Schwerer Rückschlag: Großes Storno bei SHW

Es ist ein schwerer Schlag für die SHW Automotive GmbH: Konnte man noch im September des letzten Jahres einen großen Auftrag verbuchen, wird nun Anfang dieser Woche verkündet, dass dieser wieder storniert wird.

Die 100%ige Tochtergesellschaft der SHW AG erhielt von einem Hersteller vollelektrischer Fahrzeuge einen Großauftrag als Systemlieferant von elektrischen Achsgetriebepumpen mit einem Lifetime-Umsatz von etwa 100 Mio. Euro.

Stornierung kostet SHW 100 Mio. Euro

Und genau dieser Hersteller hat den Großauftrag am 24. Januar 2017 wieder storniert. Die SHW Automotive GmbH aus Aalen wurde von ihm aufgefordert, sämtliche Vorbereitungen für den Anlauf der Serienproduktion zu stoppen. Als Begründung wurde angegeben, dass die technischen Spezifikationen der Achsgetriebepumpe nicht mit den Anforderungen des betreffenden Modells in Einklang stünden.
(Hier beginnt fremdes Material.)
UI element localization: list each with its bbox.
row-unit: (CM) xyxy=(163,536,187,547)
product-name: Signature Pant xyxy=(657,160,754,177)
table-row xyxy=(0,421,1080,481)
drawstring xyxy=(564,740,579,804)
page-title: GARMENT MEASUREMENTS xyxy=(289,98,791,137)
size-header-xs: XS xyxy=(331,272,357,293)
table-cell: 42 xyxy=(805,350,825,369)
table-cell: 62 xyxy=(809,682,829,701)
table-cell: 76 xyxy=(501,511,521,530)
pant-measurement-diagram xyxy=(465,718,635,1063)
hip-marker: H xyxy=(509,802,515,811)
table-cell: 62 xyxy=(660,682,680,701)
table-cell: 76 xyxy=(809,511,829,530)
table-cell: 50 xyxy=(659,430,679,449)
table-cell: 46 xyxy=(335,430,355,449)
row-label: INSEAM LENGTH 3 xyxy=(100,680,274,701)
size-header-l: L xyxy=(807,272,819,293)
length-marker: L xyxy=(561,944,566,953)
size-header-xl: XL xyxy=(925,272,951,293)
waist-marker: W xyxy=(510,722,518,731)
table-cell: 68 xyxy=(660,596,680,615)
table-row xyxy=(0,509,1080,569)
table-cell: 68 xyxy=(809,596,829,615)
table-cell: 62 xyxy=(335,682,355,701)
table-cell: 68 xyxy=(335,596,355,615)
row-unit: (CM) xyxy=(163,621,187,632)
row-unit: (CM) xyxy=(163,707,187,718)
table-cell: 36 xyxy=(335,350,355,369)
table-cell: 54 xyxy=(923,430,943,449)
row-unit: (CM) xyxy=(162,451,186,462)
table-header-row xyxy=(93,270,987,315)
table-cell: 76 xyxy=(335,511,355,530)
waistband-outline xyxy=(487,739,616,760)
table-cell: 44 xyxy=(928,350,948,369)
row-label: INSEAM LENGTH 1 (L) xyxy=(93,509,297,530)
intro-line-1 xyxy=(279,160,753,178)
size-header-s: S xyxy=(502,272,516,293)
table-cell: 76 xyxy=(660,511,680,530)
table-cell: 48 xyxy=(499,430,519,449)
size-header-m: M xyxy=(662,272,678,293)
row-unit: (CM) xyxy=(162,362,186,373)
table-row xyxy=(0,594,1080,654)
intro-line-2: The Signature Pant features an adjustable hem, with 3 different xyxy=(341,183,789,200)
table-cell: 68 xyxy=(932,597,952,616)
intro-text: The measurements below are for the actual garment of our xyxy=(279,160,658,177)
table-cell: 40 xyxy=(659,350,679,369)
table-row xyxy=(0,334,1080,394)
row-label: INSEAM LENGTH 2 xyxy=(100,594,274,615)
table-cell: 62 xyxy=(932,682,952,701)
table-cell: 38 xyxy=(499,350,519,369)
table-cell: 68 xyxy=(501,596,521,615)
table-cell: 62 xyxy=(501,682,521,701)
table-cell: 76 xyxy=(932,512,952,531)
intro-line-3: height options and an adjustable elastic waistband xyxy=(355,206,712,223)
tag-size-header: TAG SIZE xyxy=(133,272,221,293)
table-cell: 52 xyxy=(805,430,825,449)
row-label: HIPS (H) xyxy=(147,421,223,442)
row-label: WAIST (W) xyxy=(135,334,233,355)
Schadenersatz wird geprüft

Doch das sieht die SHW AG natürlich völlig anders. Derzeit wird geprüft, ob der Konzern Schadenersatzansprüche geltend machen kann und wie es um die rechtliche Wirksamkeit der Stornierung bestellt ist. SHW ist auch weiterhin davon überzeugt, bei der Entwicklung der Elektromobilität nachhaltig mitmischen zu können, trotz dieser schlechten Werbung für das Unternehmen. Den Aktienkurs ließ die Meldung natürlich nicht kalt, der Wert bricht um 7,75 % ein und notiert Dienstagmittag bei 30,05 Euro.

Das Unternehmen wurde 1365 gegründet und zählt damit zu den ältesten Industriebetrieben in Deutschland. SHW ist eigenen Angaben zufolge einer der führenden Automobilzulieferer mit Produkten, die wesentlich zur Reduktion des Kraftstoffverbrauchs und damit der CO2-Emissionen im Automobilbereich beitragen.